Software Helps Musicians and Fans Find Each Other
Daryl Scairiot is a singer-songwriter from Santa Rosa, Calif., who has never had a record contract, which is why you probably have never heard of him.
There are no advertising campaigns for Scairiot, no posters at the shopping mall, no appearances on "The Tonight Show With Jay Leno."
And on the Internet, Scairiot's haunting country tunes are lost in a crowd of songs being given away by obscure artists trying to attract a following.
"It still puts you in a position of having to launch a gigantic marketing campaign in order to get a sizable number of people to notice you," he said in a recent interview.
But technology is giving musicians such as Scairiot another, more efficient way to find their audiences. New software pushes independent artists' songs through the Internet to the people with matching tastes, exposing their music to the people most likely to become fans.
One example is Change.TV Inc.'s Indy, a program that downloads songs to users' computers based on how they rate the tracks they receive. Another is IRate radio, a similar program being developed collaboratively online.

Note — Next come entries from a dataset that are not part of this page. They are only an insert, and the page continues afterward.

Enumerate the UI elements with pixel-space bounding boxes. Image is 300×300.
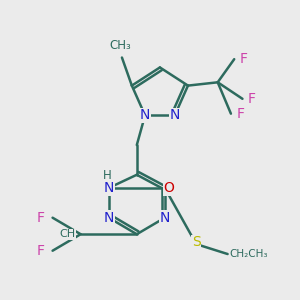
Text: CH₂CH₃: CH₂CH₃ [229,249,268,259]
Text: F: F [236,107,244,121]
Text: N: N [103,181,114,195]
Text: O: O [164,181,174,195]
Text: F: F [239,52,247,66]
Text: N: N [140,108,150,122]
Text: S: S [192,236,201,250]
Text: H: H [103,169,111,182]
Text: CH: CH [60,229,76,239]
Text: F: F [36,244,44,258]
Text: N: N [160,211,170,225]
Text: N: N [103,181,114,195]
Text: CH₃: CH₃ [110,39,131,52]
Text: F: F [248,92,256,106]
Text: F: F [36,211,44,225]
Text: N: N [103,211,114,225]
Text: N: N [169,108,180,122]
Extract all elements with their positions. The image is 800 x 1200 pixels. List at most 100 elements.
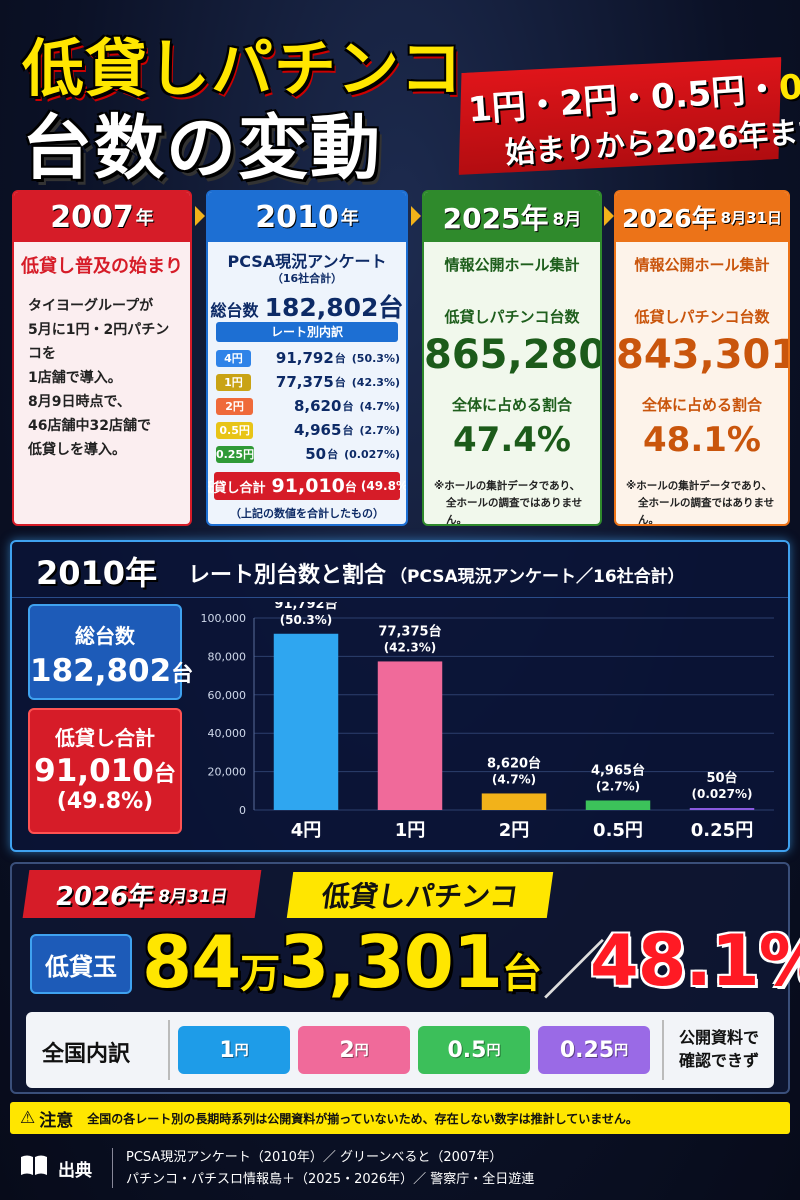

Their approach recalls the "push" craze from the 1990s, led by PointCast, which pushed personalized news programs to customers through the Internet. PointCast was a hot commodity for a few years, only to be felled by slow delivery and management problems.
The new crop has at least two notable advantages over its predecessors: faster Internet connections for its users and more powerful technology for tailoring programs to the audience.
Indy and IRate start by downloading to their users' computers a number of songs that artists have agreed to distribute for free online. Each time the programs run, they download more songs for users to play and rate on a scale from one to five stars.
The ratings help the software match each user to others who have parallel likes and dislikes. Once a match has been made, the software sends people songs that others with similar tastes have rated highly.
This process, called collaborative filtering, "is really a very human thing," said Ian Clarke, chief technology officer of Change.TV. "It's not some magic computer deciding what people are going to like. It's an intelligent way to identify people who have similar tastes to the tastes you have and suggesting things to you that those people like."